Neu im Kino: Mit „Beau is Afraid“ ist Joaquin Phoenix auf dem Weg zur nächsten Oscarnominierung

Oscarwürdig: Joaquin Phoenix im neuen Horrorfilm „Beau is Afraid“ von Ari Aster
Credit: Leonine

Wie? Warum? Was? Herzlich willkommen in der Welt von Ari Aster. Einem Regisseur, der mit „Hereditary“ und „Midsommar“ zwei Klassiker des modernen Horrorfilms geschaffen hat.

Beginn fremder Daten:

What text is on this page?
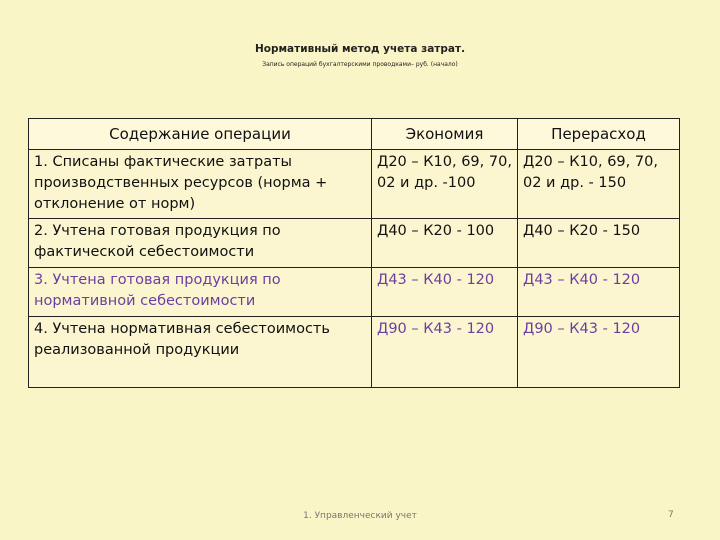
Нормативный метод учета затрат.
Запись операций бухгалтерскими проводками– руб. (начало)
Содержание операции	Экономия	Перерасход
1. Списаны фактические затраты производственных ресурсов (норма + отклонение от норм)	Д20 – К10, 69, 70, 02 и др. -100	Д20 – К10, 69, 70, 02 и др. - 150
2. Учтена готовая продукция по фактической себестоимости	Д40 – К20 - 100	Д40 – К20 - 150
3. Учтена готовая продукция по нормативной себестоимости	Д43 – К40 - 120	Д43 – К40 - 120
4. Учтена нормативная себестоимость реализованной продукции	Д90 – К43 - 120	Д90 – К43 - 120
1. Управленческий учет	7
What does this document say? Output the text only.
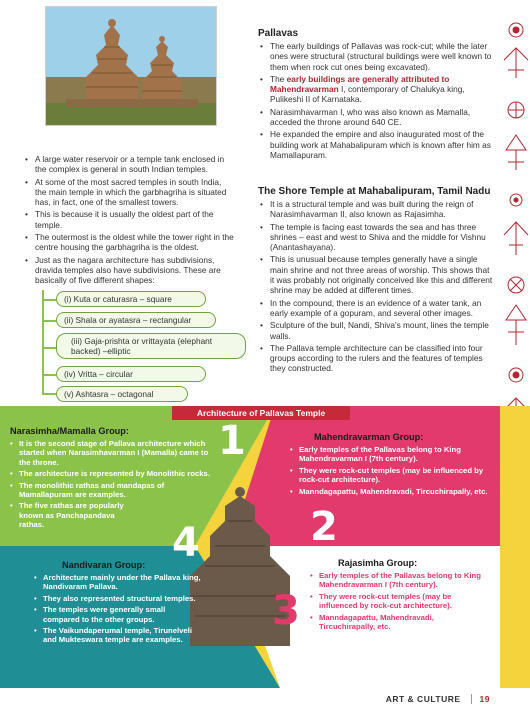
• A large water reservoir or a temple tank enclosed in the complex is general in south Indian temples.
• At some of the most sacred temples in south India, the main temple in which the garbhagriha is situated has, in fact, one of the smallest towers.
• This is because it is usually the oldest part of the temple.
• The outermost is the oldest while the tower right in the centre housing the garbhagriha is the oldest.
• Just as the nagara architecture has subdivisions, dravida temples also have subdivisions. These are basically of five different shapes:
(i) Kuta or caturasra – square
(ii) Shala or ayatasra – rectangular
(iii) Gaja-prishta or vrittayata (elephant backed) –elliptic
(iv) Vritta – circular
(v) Ashtasra – octagonal
Pallavas
• The early buildings of Pallavas was rock-cut; while the later ones were structural (structural buildings were well known to them when rock cut ones being excavated).
• The early buildings are generally attributed to Mahendravarman I, contemporary of Chalukya king, Pulikeshi II of Karnataka.
• Narasimhavarman I, who was also known as Mamalla, acceded the throne around 640 CE.
• He expanded the empire and also inaugurated most of the building work at Mahabalipuram which is known after him as Mamallapuram.
The Shore Temple at Mahabalipuram, Tamil Nadu
• It is a structural temple and was built during the reign of Narasimhavarman II, also known as Rajasimha.
• The temple is facing east towards the sea and has three shrines – east and west to Shiva and the middle for Vishnu (Anantashayana).
• This is unusual because temples generally have a single main shrine and not three areas of worship. This shows that it was probably not originally conceived like this and different shrine may be added at different times.
• In the compound, there is an evidence of a water tank, an early example of a gopuram, and several other images.
• Sculpture of the bull, Nandi, Shiva's mount, lines the temple walls.
• The Pallava temple architecture can be classified into four groups according to the rulers and the features of temples they constructed.
Architecture of Pallavas Temple
Narasimha/Mamalla Group:
• It is the second stage of Pallava architecture which started when Narasimhavarman I (Mamalla) came to the throne.
• The architecture is represented by Monolithic rocks.
• The monolithic rathas and mandapas of Mamallapuram are examples.
• The five rathas are popularly known as Panchapandava rathas.
1	Mahendravarman Group:
• Early temples of the Pallavas belong to King Mahendravarman I (7th century).
• They were rock-cut temples (may be influenced by rock-cut architecture).
• Manndagapattu, Mahendravadi, Tircuchirapally, etc.
2
4
Nandivaran Group:
• Architecture mainly under the Pallava king, Nandivaram Pallava.
• They also represented structural temples.
• The temples were generally small compared to the other groups.
• The Vaikundaperumal temple, Tirunelveli and Mukteswara temple are examples.
3
Rajasimha Group:
• Early temples of the Pallavas belong to King Mahendravarman I (7th century).
• They were rock-cut temples (may be influenced by rock-cut architecture).
• Manndagapattu, Mahendravadi, Tircuchirapally, etc.
ART & CULTURE 19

Filme, die den Zuschauer gefangen nehmen und zutiefst verstört zurücklassen. „Beau is Afraid“, der ab heute im Kino läuft, hat den gleichen Effekt hoch 10. Und das sind ein paar Potenzen zu viel

Beau leidet. Vor allem unter seiner monströsen Mutter. Seinen Vater hat er nie kennengelernt, denn der ist im Moment der Zeugung gestorben. Nun ist Beau erwachsen und lebt in einer höllischen Nachbarschaft. Halbverweste Leichen liegen auf der Straße, ein nackter Messermörder treibt sein Unwesen, die Polizei schaut tatenlos zu. Oben in Beaus Wohnung krabbelt eine Giftspinne über den Boden, der Nachbar spielt dröhnend laute Musik. Und dann verschläft Beau auch noch seinen Flug. Als er endlich zu seiner Mutter aufbricht, beginnt eine Odyssee, auf der er mit all seinen Ängsten konfrontiert wird.

Kinostart von „Beau is Afraid“: Geniestreich oder Katastrophe?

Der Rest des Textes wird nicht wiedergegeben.